Loo with view of ceramic art
Jan 16 2009 by David Whetstone, The Journal
VISITORS to a North East gallery can now spend a penny in an art installation. While attending to a call of nature at Northern Print, they can feast their eyes on nature itself – bluebottles, dragonflies, swallows, doves, dense brambles and towering trees.
All feature on the tiled walls and porcelain fittings, prompting thoughts of wood engraver Thomas Bewick or the once ubiquitous willow pattern design.
These were two sources of inspiration for Cumbrian ceramic artist Paul Scott when he was commissioned to create a loo with a view for the print studios and gallery at Newcastle’s Stepney Bank.
Anna Wilkinson, director of Northern Print, said yesterday: “We always wanted to work with Paul, so the original drawings were made in advance of us moving into the building in October 2006.
“But there was such a short space of time between signing the contract and moving in that it wasn’t feasible for it to be finished until now.”
She said the loo before had been “very plain and uninspiring. We wanted to have an accessible loo but in my experience they are often very institutional and clinical.” Paul Scott, one of Britain’s best known ceramic artists, enjoys blending old and new. His versions of willow pattern often feature factory chimneys or the Sellafield plant in Cumbria.
One of his trademark low-flying jets zooms across the entrance to the Northern Print loo.
But the natural features are the most eye-catching, including the moth, called a willow beauty, which appears to have alighted on the washbasin. Paul said: “Northern Print is on the site of the old Woods pottery factory so I wanted to make some reference to that as well as to the current use of the building.”
He explained that he had taken elements of famous Bewick prints, including ones of a greyhound and a Chillingham bull, and blended them with material from other sources to create the finished effect.

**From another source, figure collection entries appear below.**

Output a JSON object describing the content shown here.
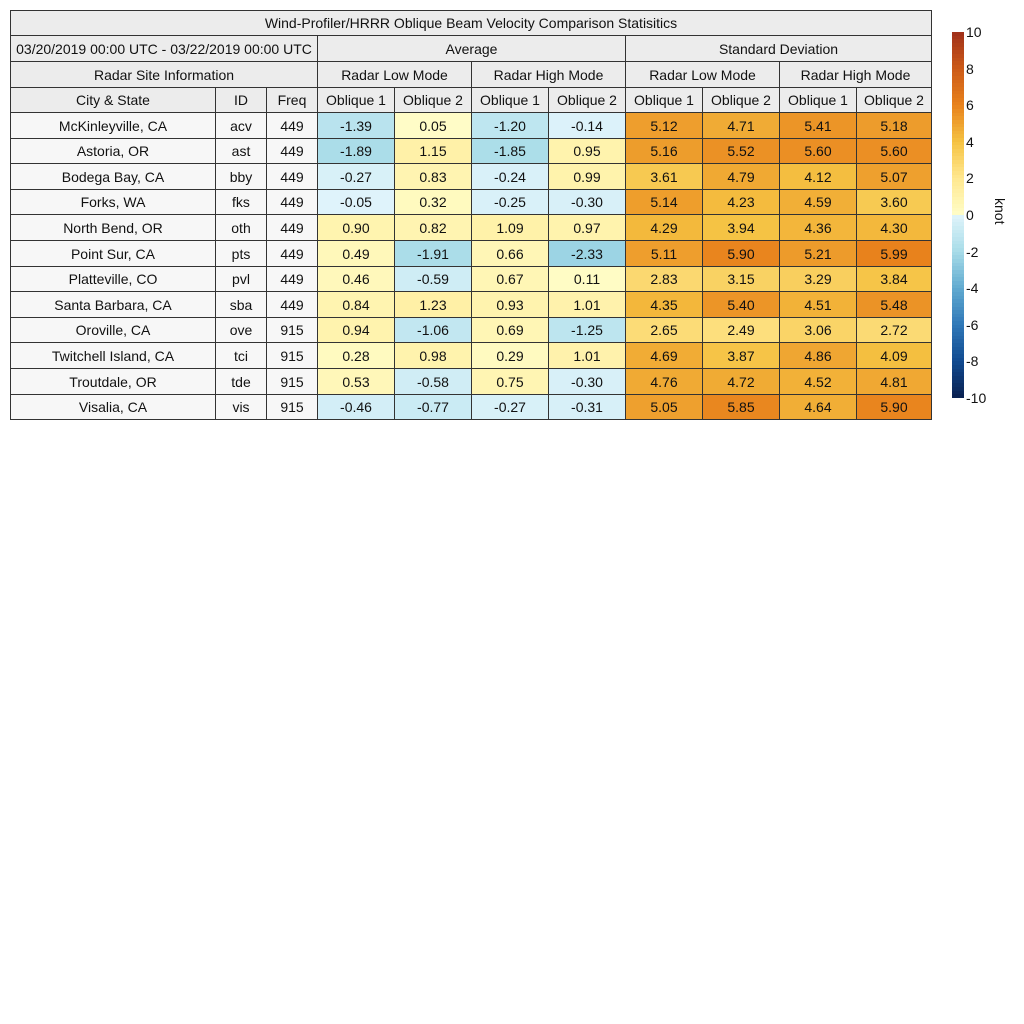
{
  "chart_data": {
    "type": "heatmap",
    "title": "Wind-Profiler/HRRR Oblique Beam Velocity Comparison Statisitics",
    "date_range": "03/20/2019 00:00 UTC - 03/22/2019 00:00 UTC",
    "group_headers": {
      "average": "Average",
      "std": "Standard Deviation",
      "site_info": "Radar Site Information"
    },
    "mode_headers": [
      "Radar Low Mode",
      "Radar High Mode",
      "Radar Low Mode",
      "Radar High Mode"
    ],
    "column_headers": [
      "City & State",
      "ID",
      "Freq",
      "Oblique 1",
      "Oblique 2",
      "Oblique 1",
      "Oblique 2",
      "Oblique 1",
      "Oblique 2",
      "Oblique 1",
      "Oblique 2"
    ],
    "rows": [
      {
        "city": "McKinleyville, CA",
        "id": "acv",
        "freq": "449",
        "values": [
          "-1.39",
          "0.05",
          "-1.20",
          "-0.14",
          "5.12",
          "4.71",
          "5.41",
          "5.18"
        ]
      },
      {
        "city": "Astoria, OR",
        "id": "ast",
        "freq": "449",
        "values": [
          "-1.89",
          "1.15",
          "-1.85",
          "0.95",
          "5.16",
          "5.52",
          "5.60",
          "5.60"
        ]
      },
      {
        "city": "Bodega Bay, CA",
        "id": "bby",
        "freq": "449",
        "values": [
          "-0.27",
          "0.83",
          "-0.24",
          "0.99",
          "3.61",
          "4.79",
          "4.12",
          "5.07"
        ]
      },
      {
        "city": "Forks, WA",
        "id": "fks",
        "freq": "449",
        "values": [
          "-0.05",
          "0.32",
          "-0.25",
          "-0.30",
          "5.14",
          "4.23",
          "4.59",
          "3.60"
        ]
      },
      {
        "city": "North Bend, OR",
        "id": "oth",
        "freq": "449",
        "values": [
          "0.90",
          "0.82",
          "1.09",
          "0.97",
          "4.29",
          "3.94",
          "4.36",
          "4.30"
        ]
      },
      {
        "city": "Point Sur, CA",
        "id": "pts",
        "freq": "449",
        "values": [
          "0.49",
          "-1.91",
          "0.66",
          "-2.33",
          "5.11",
          "5.90",
          "5.21",
          "5.99"
        ]
      },
      {
        "city": "Platteville, CO",
        "id": "pvl",
        "freq": "449",
        "values": [
          "0.46",
          "-0.59",
          "0.67",
          "0.11",
          "2.83",
          "3.15",
          "3.29",
          "3.84"
        ]
      },
      {
        "city": "Santa Barbara, CA",
        "id": "sba",
        "freq": "449",
        "values": [
          "0.84",
          "1.23",
          "0.93",
          "1.01",
          "4.35",
          "5.40",
          "4.51",
          "5.48"
        ]
      },
      {
        "city": "Oroville, CA",
        "id": "ove",
        "freq": "915",
        "values": [
          "0.94",
          "-1.06",
          "0.69",
          "-1.25",
          "2.65",
          "2.49",
          "3.06",
          "2.72"
        ]
      },
      {
        "city": "Twitchell Island, CA",
        "id": "tci",
        "freq": "915",
        "values": [
          "0.28",
          "0.98",
          "0.29",
          "1.01",
          "4.69",
          "3.87",
          "4.86",
          "4.09"
        ]
      },
      {
        "city": "Troutdale, OR",
        "id": "tde",
        "freq": "915",
        "values": [
          "0.53",
          "-0.58",
          "0.75",
          "-0.30",
          "4.76",
          "4.72",
          "4.52",
          "4.81"
        ]
      },
      {
        "city": "Visalia, CA",
        "id": "vis",
        "freq": "915",
        "values": [
          "-0.46",
          "-0.77",
          "-0.27",
          "-0.31",
          "5.05",
          "5.85",
          "4.64",
          "5.90"
        ]
      }
    ],
    "colorbar": {
      "label": "knot",
      "range": [
        -10,
        10
      ],
      "ticks": [
        "10",
        "8",
        "6",
        "4",
        "2",
        "0",
        "-2",
        "-4",
        "-6",
        "-8",
        "-10"
      ]
    },
    "colors": {
      "neg_stops": [
        "#e0f4fb",
        "#a8dce8",
        "#60aad0",
        "#3078b8",
        "#104a90",
        "#0a2050"
      ],
      "pos_stops": [
        "#fffdc8",
        "#ffe890",
        "#f5c242",
        "#e8821c",
        "#cc5a18",
        "#a0301a"
      ]
    }
  }
}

In making the work, he had created 33 silkscreen prints, transferred them on to the porcelain tiles and re-fired them in a kiln.
Among Paul’s best known work in the North East is a series of life-sized images of cows and sheep in Ponteland.
But he is no stranger to loo art. A few years ago he arranged for artists to work at a sanitary ware factory near Stockholm. It resulted in a series of customised loos which were shown to great acclaim in Scandinavia and then, with an Arts Council grant, at galleries in Britain, including the Hatton at Newcastle University.
In creating this new work, Paul worked closely with Newcastle architects Mosedale Gillatt. The art loo was officially opened last night with a new display by the Society of Wood Engravers.